И все же он выходил из дома. Сидел у бара с этими наркоманами, «чтобы рассеять одиночество и усталость от очередной химии», как он говорил. Часами сидел с этим человекообразным быдлом, с этими обезьянами из постъядерного мира, если сравнивать с мирами, в которых когда-то жил мой отец и его истинные друзья, гниющие ныне в могилах. Вечерами он шел к ним, к наркоманам. Порой они даже ходили есть запеченного сардинского поросенка в какой-нибудь совершенно не сардинский ресторан, и отец первым уходил домой. Он любил поесть. Неделю назад, на Рождество, я подарил ему паштет, за который отдал сто пятьдесят евро.

– Нет, он никуда не пошел.


В такси, на улице Греппи, перед дверью отца: темная квартира, где я вырос, где со стен на меня смотрели портреты коммунистов-теософов. Где в длинном коридоре меня преследовал призрак дяди Джино, партизана, предтечи боевиков.

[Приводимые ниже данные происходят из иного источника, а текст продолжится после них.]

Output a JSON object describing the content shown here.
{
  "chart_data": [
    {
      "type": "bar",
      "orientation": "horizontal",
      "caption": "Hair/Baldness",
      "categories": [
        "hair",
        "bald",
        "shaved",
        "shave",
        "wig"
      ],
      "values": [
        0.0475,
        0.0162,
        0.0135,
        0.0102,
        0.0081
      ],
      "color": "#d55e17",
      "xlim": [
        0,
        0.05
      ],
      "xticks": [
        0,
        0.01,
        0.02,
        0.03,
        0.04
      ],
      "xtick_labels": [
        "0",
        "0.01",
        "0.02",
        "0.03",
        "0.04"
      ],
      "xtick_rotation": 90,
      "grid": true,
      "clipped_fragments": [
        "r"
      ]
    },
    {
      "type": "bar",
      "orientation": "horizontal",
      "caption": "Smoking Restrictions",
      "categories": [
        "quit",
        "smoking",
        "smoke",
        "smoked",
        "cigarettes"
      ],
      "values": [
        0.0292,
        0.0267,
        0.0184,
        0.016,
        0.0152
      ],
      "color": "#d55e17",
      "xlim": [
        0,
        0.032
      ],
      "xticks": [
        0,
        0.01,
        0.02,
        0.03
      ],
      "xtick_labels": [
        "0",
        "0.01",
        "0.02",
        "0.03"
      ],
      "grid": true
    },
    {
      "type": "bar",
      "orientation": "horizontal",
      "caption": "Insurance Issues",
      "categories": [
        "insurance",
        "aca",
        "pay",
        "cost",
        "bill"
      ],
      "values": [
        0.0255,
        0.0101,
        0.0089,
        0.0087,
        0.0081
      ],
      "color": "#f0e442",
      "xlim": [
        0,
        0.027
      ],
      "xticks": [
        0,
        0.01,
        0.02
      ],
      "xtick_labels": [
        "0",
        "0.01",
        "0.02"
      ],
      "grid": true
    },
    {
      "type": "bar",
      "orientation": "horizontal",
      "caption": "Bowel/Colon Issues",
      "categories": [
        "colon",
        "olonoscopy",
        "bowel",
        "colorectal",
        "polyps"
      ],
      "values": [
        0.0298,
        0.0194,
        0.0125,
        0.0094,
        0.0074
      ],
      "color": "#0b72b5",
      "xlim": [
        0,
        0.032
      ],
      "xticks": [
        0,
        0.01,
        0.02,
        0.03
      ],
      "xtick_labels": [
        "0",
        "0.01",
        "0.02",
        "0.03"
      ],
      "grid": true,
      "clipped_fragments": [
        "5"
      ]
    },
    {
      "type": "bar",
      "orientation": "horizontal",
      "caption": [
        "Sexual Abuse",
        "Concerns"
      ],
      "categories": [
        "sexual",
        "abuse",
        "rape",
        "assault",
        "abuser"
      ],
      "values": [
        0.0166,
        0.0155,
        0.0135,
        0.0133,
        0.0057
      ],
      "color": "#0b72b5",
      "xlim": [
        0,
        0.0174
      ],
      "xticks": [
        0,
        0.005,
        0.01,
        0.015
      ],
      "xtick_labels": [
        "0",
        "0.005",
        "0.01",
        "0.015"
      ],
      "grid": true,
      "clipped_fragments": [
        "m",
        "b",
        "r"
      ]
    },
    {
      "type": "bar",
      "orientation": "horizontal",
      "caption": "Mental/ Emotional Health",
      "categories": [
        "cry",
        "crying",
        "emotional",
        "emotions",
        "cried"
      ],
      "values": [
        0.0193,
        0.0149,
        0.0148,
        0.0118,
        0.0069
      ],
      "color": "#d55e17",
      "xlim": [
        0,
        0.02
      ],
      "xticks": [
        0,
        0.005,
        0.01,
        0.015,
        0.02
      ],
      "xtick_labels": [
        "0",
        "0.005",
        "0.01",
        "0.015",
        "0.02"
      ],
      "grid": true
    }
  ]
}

Надо долго звонить, вперив палец в клавишу нового видеодомофона. Обычно отец смотрит в потрескавшийся черно-белый маленький монитор и, узнав гостя, впускает. Никто не открывает. Ключей у меня нет. Звоню консьержу, хотя всего лишь восемь вечера и выходной.

Консьерж – сардинец, и хотя его рост всего метр шестьдесят, из-за невероятной мускулатуры он кажется настоящим колоссом. Его жена знала нас еще детьми. Я объясняю, в чем дело, спрашиваю, есть ли у них запасные ключи. Ключи есть. Жена оборачивается к мужу, который смотрит на меня, словно испуганный ягненок. «Иди, помоги», – говорит она, и он, побледнев, молча встает, – все мы понимаем, чем кончится эта история, все мы сознаем, что сейчас начнется. Перепуганный консьерж встает, огромные руки торчат из дурацкой майки.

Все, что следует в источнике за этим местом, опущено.